Six Questions: Gary Shapiro, President and CEO of the Consumer Electronics Association
27 May, 2013 By: Chris TribbeyAs home entertainment and consumer electronics have become more closely married to each other throughout the years, Gary Shapiro, president and CEO of the Consumer Electronics Association (CEA) has been there to oversee the hardware end, being the voice of more than 2,000 consumer electronics companies.
Shapiro took the time to chat with Home Media Magazine about the state of 3DTV, Ultra HD, UltraViolet and the hardware standards the CEA is working on.
• At the 2013 International CES, you joined studio home entertainment presidents in promoting UltraViolet. How important is it for the CE industry to work with the content industry and why?
Shapiro: The consumer electronics industry and the content industry would be nothing without each other. At the 2013 International CES we had more than 30,000 attendees from the broadcast, content and entertainment industries, more than 9,000 of whom were C-level and vice presidents, including executives from 20th Century Fox, Facebook, Paramount, Universal Studios, Viacom, Warner Bros. and YouTube. At the show, content and CE companies announced a cross-industry digital promotion — the “Get Connected UltraViolet Movie Starter Pack” — through which consumers who purchase select connected TVs or connected Blu-ray players this year receive up to 10 free UltraViolet movies.
• What’s gone right and what’s gone wrong with 3D in the home?
Shapiro: Our consumer electronics companies have developed many innovative features for television — from the Internet-connected TVs to 3DTV. The great news about 3D-enabled TVs is that they also function as state-of-the-art, top-of-the-line 2D high-definition (HD) TVs as well, and no glasses are required to watch beautiful 2D HD content on a 3DTV. Not all consumers can experience and enjoy 3DTV, but nearly everyone can appreciate the difference HD has made in our lives, and soon those sets will move to Ultra HD.
• You’ve been bullish on the future of Ultra HD. Why?
Shapiro: I am excited about Ultra HD! It is the next generation of HD display technologies, offering consumers an incredibly immersive viewing experience with outstanding new levels of picture quality. Ultra HD has more than 8 million pixels of resolution, four times the resolution of today’s HDTVs. It is not a radical change like HDTV, but it is an incredible experience that anyone with a larger screen will appreciate.

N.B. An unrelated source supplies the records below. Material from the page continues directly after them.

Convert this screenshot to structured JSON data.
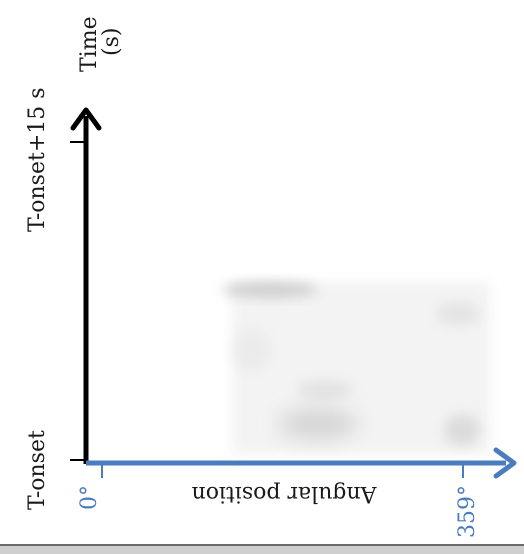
{
  "figure": {
    "y_axis": {
      "title_line1": "Time",
      "title_line2": "(s)",
      "tick_top": "T-onset+15 s",
      "tick_bottom": "T-onset",
      "color": "#000000"
    },
    "x_axis": {
      "title": "Angular position",
      "tick_left": "0°",
      "tick_right": "359°",
      "color": "#4a7dbf"
    },
    "heatmap": {
      "description_colors": {
        "background": "#f2f2f2",
        "blob": "#cfcfcf"
      }
    }
  }
}
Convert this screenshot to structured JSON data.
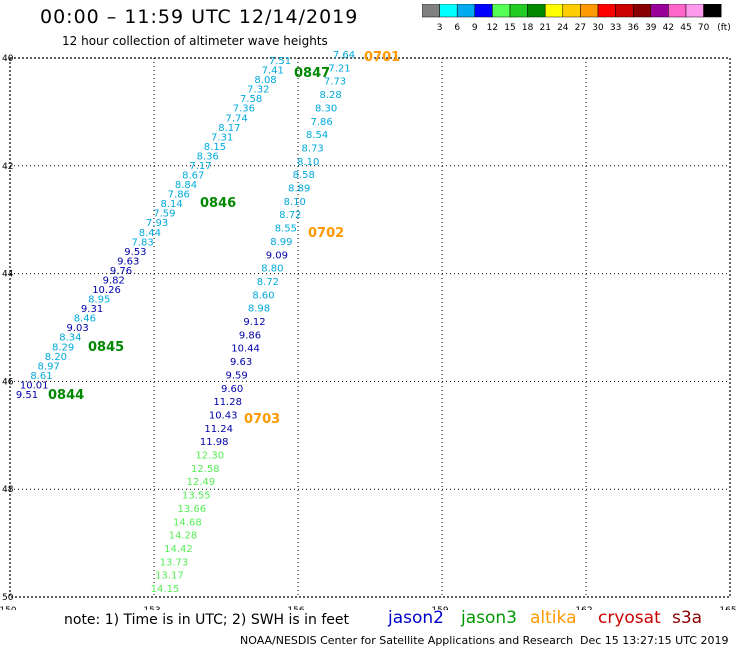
{
  "header": {
    "title": "00:00 – 11:59 UTC 12/14/2019",
    "subtitle": "12 hour collection of altimeter wave heights"
  },
  "colorbar": {
    "labels": [
      "3",
      "6",
      "9",
      "12",
      "15",
      "18",
      "21",
      "24",
      "27",
      "30",
      "33",
      "36",
      "39",
      "42",
      "45",
      "70"
    ],
    "unit": "(ft)",
    "colors": [
      "#808080",
      "#00ffff",
      "#00aaee",
      "#0000ff",
      "#55ff55",
      "#22cc22",
      "#008800",
      "#ffff00",
      "#ffcc00",
      "#ff9900",
      "#ff0000",
      "#cc0000",
      "#880000",
      "#990099",
      "#ff66cc",
      "#ff99ee",
      "#000000"
    ]
  },
  "axes": {
    "lon_ticks": [
      "150",
      "153",
      "156",
      "159",
      "162",
      "165"
    ],
    "lat_ticks": [
      "40",
      "42",
      "44",
      "46",
      "48",
      "50"
    ],
    "lon_range": [
      150,
      165
    ],
    "lat_range": [
      40,
      50
    ]
  },
  "tracks": [
    {
      "satellite": "jason3",
      "times": [
        "0847",
        "0846",
        "0845",
        "0844"
      ],
      "points": [
        [
          "7.51",
          "cyan"
        ],
        [
          "7.41",
          "cyan"
        ],
        [
          "8.08",
          "cyan"
        ],
        [
          "7.32",
          "cyan"
        ],
        [
          "7.58",
          "cyan"
        ],
        [
          "7.36",
          "cyan"
        ],
        [
          "7.74",
          "cyan"
        ],
        [
          "8.17",
          "cyan"
        ],
        [
          "7.31",
          "cyan"
        ],
        [
          "8.15",
          "cyan"
        ],
        [
          "8.36",
          "cyan"
        ],
        [
          "7.17",
          "cyan"
        ],
        [
          "8.67",
          "cyan"
        ],
        [
          "8.84",
          "cyan"
        ],
        [
          "7.86",
          "cyan"
        ],
        [
          "8.14",
          "cyan"
        ],
        [
          "7.59",
          "cyan"
        ],
        [
          "7.93",
          "cyan"
        ],
        [
          "8.44",
          "cyan"
        ],
        [
          "7.83",
          "cyan"
        ],
        [
          "9.53",
          "blue"
        ],
        [
          "9.63",
          "blue"
        ],
        [
          "9.76",
          "blue"
        ],
        [
          "9.82",
          "blue"
        ],
        [
          "10.26",
          "blue"
        ],
        [
          "8.95",
          "cyan"
        ],
        [
          "9.31",
          "blue"
        ],
        [
          "8.46",
          "cyan"
        ],
        [
          "9.03",
          "blue"
        ],
        [
          "8.34",
          "cyan"
        ],
        [
          "8.29",
          "cyan"
        ],
        [
          "8.20",
          "cyan"
        ],
        [
          "8.97",
          "cyan"
        ],
        [
          "8.61",
          "cyan"
        ],
        [
          "10.01",
          "blue"
        ],
        [
          "9.51",
          "blue"
        ]
      ]
    },
    {
      "satellite": "altika",
      "times": [
        "0701",
        "0702",
        "0703"
      ],
      "points": [
        [
          "7.64",
          "cyan"
        ],
        [
          "7.21",
          "cyan"
        ],
        [
          "7.73",
          "cyan"
        ],
        [
          "8.28",
          "cyan"
        ],
        [
          "8.30",
          "cyan"
        ],
        [
          "7.86",
          "cyan"
        ],
        [
          "8.54",
          "cyan"
        ],
        [
          "8.73",
          "cyan"
        ],
        [
          "8.10",
          "cyan"
        ],
        [
          "8.58",
          "cyan"
        ],
        [
          "8.89",
          "cyan"
        ],
        [
          "8.10",
          "cyan"
        ],
        [
          "8.72",
          "cyan"
        ],
        [
          "8.55",
          "cyan"
        ],
        [
          "8.99",
          "cyan"
        ],
        [
          "9.09",
          "blue"
        ],
        [
          "8.80",
          "cyan"
        ],
        [
          "8.72",
          "cyan"
        ],
        [
          "8.60",
          "cyan"
        ],
        [
          "8.98",
          "cyan"
        ],
        [
          "9.12",
          "blue"
        ],
        [
          "9.86",
          "blue"
        ],
        [
          "10.44",
          "blue"
        ],
        [
          "9.63",
          "blue"
        ],
        [
          "9.59",
          "blue"
        ],
        [
          "9.60",
          "blue"
        ],
        [
          "11.28",
          "blue"
        ],
        [
          "10.43",
          "blue"
        ],
        [
          "11.24",
          "blue"
        ],
        [
          "11.98",
          "blue"
        ],
        [
          "12.30",
          "green"
        ],
        [
          "12.58",
          "green"
        ],
        [
          "12.49",
          "green"
        ],
        [
          "13.55",
          "green"
        ],
        [
          "13.66",
          "green"
        ],
        [
          "14.68",
          "green"
        ],
        [
          "14.28",
          "green"
        ],
        [
          "14.42",
          "green"
        ],
        [
          "13.73",
          "green"
        ],
        [
          "13.17",
          "green"
        ],
        [
          "14.15",
          "green"
        ]
      ]
    }
  ],
  "point_colors": {
    "cyan": "#00aadd",
    "blue": "#0000aa",
    "green": "#55ee55"
  },
  "time_colors": {
    "jason3": "#008800",
    "altika": "#ff9900"
  },
  "footer": {
    "note": "note:  1) Time is in UTC;  2) SWH is in feet",
    "legend": [
      {
        "name": "jason2",
        "color": "#0000cc"
      },
      {
        "name": "jason3",
        "color": "#009900"
      },
      {
        "name": "altika",
        "color": "#ff9900"
      },
      {
        "name": "cryosat",
        "color": "#cc0000"
      },
      {
        "name": "s3a",
        "color": "#880000"
      }
    ],
    "credit": "NOAA/NESDIS Center for Satellite Applications and Research",
    "timestamp": "Dec 15 13:27:15 UTC 2019"
  }
}
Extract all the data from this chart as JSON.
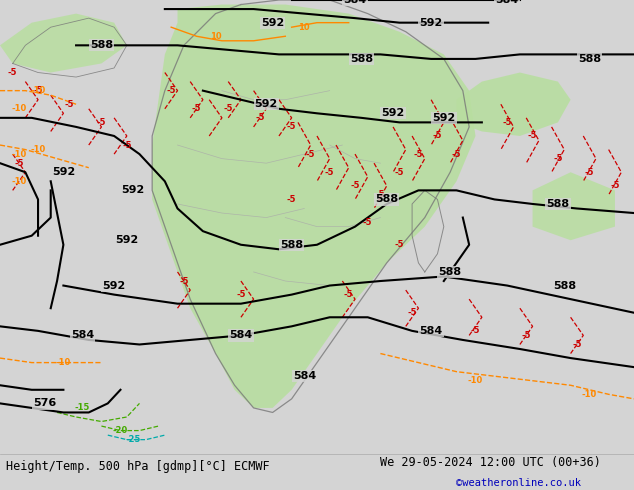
{
  "title_left": "Height/Temp. 500 hPa [gdmp][°C] ECMWF",
  "title_right": "We 29-05-2024 12:00 UTC (00+36)",
  "credit": "©weatheronline.co.uk",
  "bg_color": "#d4d4d4",
  "green_color": "#b8dea0",
  "bar_color": "#eeeeee",
  "z_color": "#000000",
  "temp_neg_color": "#cc0000",
  "orange_color": "#ff8800",
  "green_temp_color": "#44aa00",
  "cyan_color": "#00bbbb",
  "magenta_color": "#cc00cc",
  "fig_w": 6.34,
  "fig_h": 4.9,
  "dpi": 100
}
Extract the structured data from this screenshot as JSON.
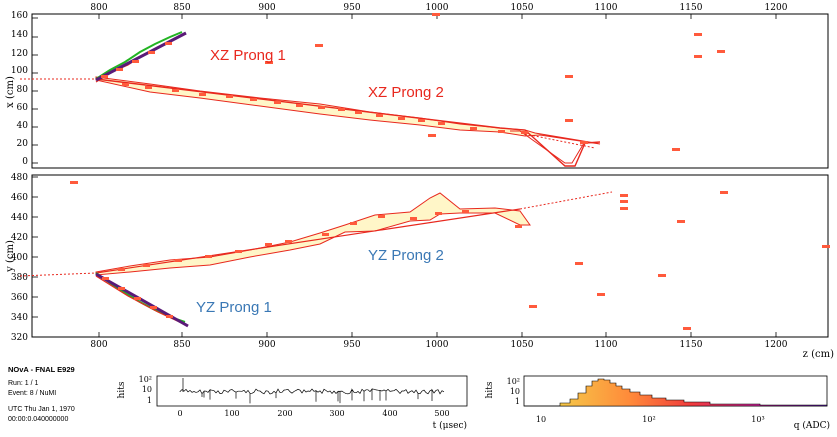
{
  "xz_view": {
    "y_axis_label": "x (cm)",
    "y_ticks": [
      "160",
      "140",
      "120",
      "100",
      "80",
      "60",
      "40",
      "20",
      "0"
    ],
    "top_ticks": [
      "800",
      "850",
      "900",
      "950",
      "1000",
      "1050",
      "1100",
      "1150",
      "1200"
    ],
    "prong_1_label": "XZ Prong 1",
    "prong_2_label": "XZ Prong 2"
  },
  "yz_view": {
    "y_axis_label": "y (cm)",
    "y_ticks": [
      "480",
      "460",
      "440",
      "420",
      "400",
      "380",
      "360",
      "340",
      "320"
    ],
    "bottom_ticks": [
      "800",
      "850",
      "900",
      "950",
      "1000",
      "1050",
      "1100",
      "1150",
      "1200"
    ],
    "x_axis_label": "z (cm)",
    "prong_1_label": "YZ Prong 1",
    "prong_2_label": "YZ Prong 2"
  },
  "event_info": {
    "title": "NOvA - FNAL E929",
    "run": "Run:  1 / 1",
    "event": "Event: 8 / NuMI",
    "time_line_1": "UTC Thu Jan 1, 1970",
    "time_line_2": "00:00:0.040000000"
  },
  "time_hist": {
    "y_label": "hits",
    "y_ticks": [
      "10²",
      "10",
      "1"
    ],
    "x_ticks": [
      "0",
      "100",
      "200",
      "300",
      "400",
      "500"
    ],
    "x_label": "t (μsec)"
  },
  "charge_hist": {
    "y_label": "hits",
    "y_ticks": [
      "10²",
      "10",
      "1"
    ],
    "x_ticks": [
      "10",
      "10²",
      "10³"
    ],
    "x_label": "q (ADC)"
  },
  "colors": {
    "prong_label_red": "#e8281e",
    "prong_label_blue": "#3a78b5",
    "track_red": "#e8281e",
    "track_green": "#22b422",
    "track_purple": "#5a1a78",
    "hit_fill": "#ff5a3c",
    "envelope_fill": "#fff6c8"
  }
}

• CEA has been vocal regarding the passage of an Internet sales tax law. What is CEA’s stance and why is this an important issue?
Shapiro: Right now, Internet sales are already taxed. In 45 states consumers are supposed to pay the tax, but most don’t because there’s no enforcement. This means states could come down arbitrarily on non-compliant citizens who fail to pay the tax, which is unfair. Passage of an Internet sales tax law would apply the tax law equally to brick-and-mortar and online retailers across all states. It will modernize how sales taxes are collected and protect consumers. Rather than imposing new taxes to fund essential state services, it makes sense to collect taxes that are already legally due and owing.
• Can you share some of CEA’s most important standards work, especially in regard to home entertainment products?
Shapiro: CEA has a wide range of standards that are important to the CE industry and entertainment products in particular. Closed captioning is one of the most publicly visible features enabled by CEA standards. Captioning for both analog and digital TV (DTV) is defined in a pair of CEA standards referenced in FCC rules for TVs. Every TV larger than 13 inches manufactured since the mid-1990s supports closed captioning.
Another CEA standard found in every DTV is CEA-861, which defines the handshake between video sources and displays on interfaces such as HDMI. When a set-top box or Blu-ray player connects to a DTV through HDMI, the two devices negotiate the best video and audio format supported by both devices.
• What about measurement standards?
Shapiro: Measurement standards are another class that benefits the industry and consumers by defining how to measure and report information about products for consistent comparison among models. CEA has standards for measuring power consumption of DTVs and set-top boxes. Consumers now have access to an EnergyGuide label for every DTV, which conveys expected annual electricity consumption. Home audio amplifiers also have a measurement standard for reporting amplifier power, the well-known “watts per channel” number familiar to consumers.
CEA also provides standards and bulletins to assist custom installers. These documents are developed jointly with the Custom Electronic Design & Installation Association (CEDIA) and provide guidance for optimum audio and video delivery in home theater installations. Even the ubiquitous color codes used to help consumers connect the right inputs and outputs on the back of AV receivers are captured in CEA standards.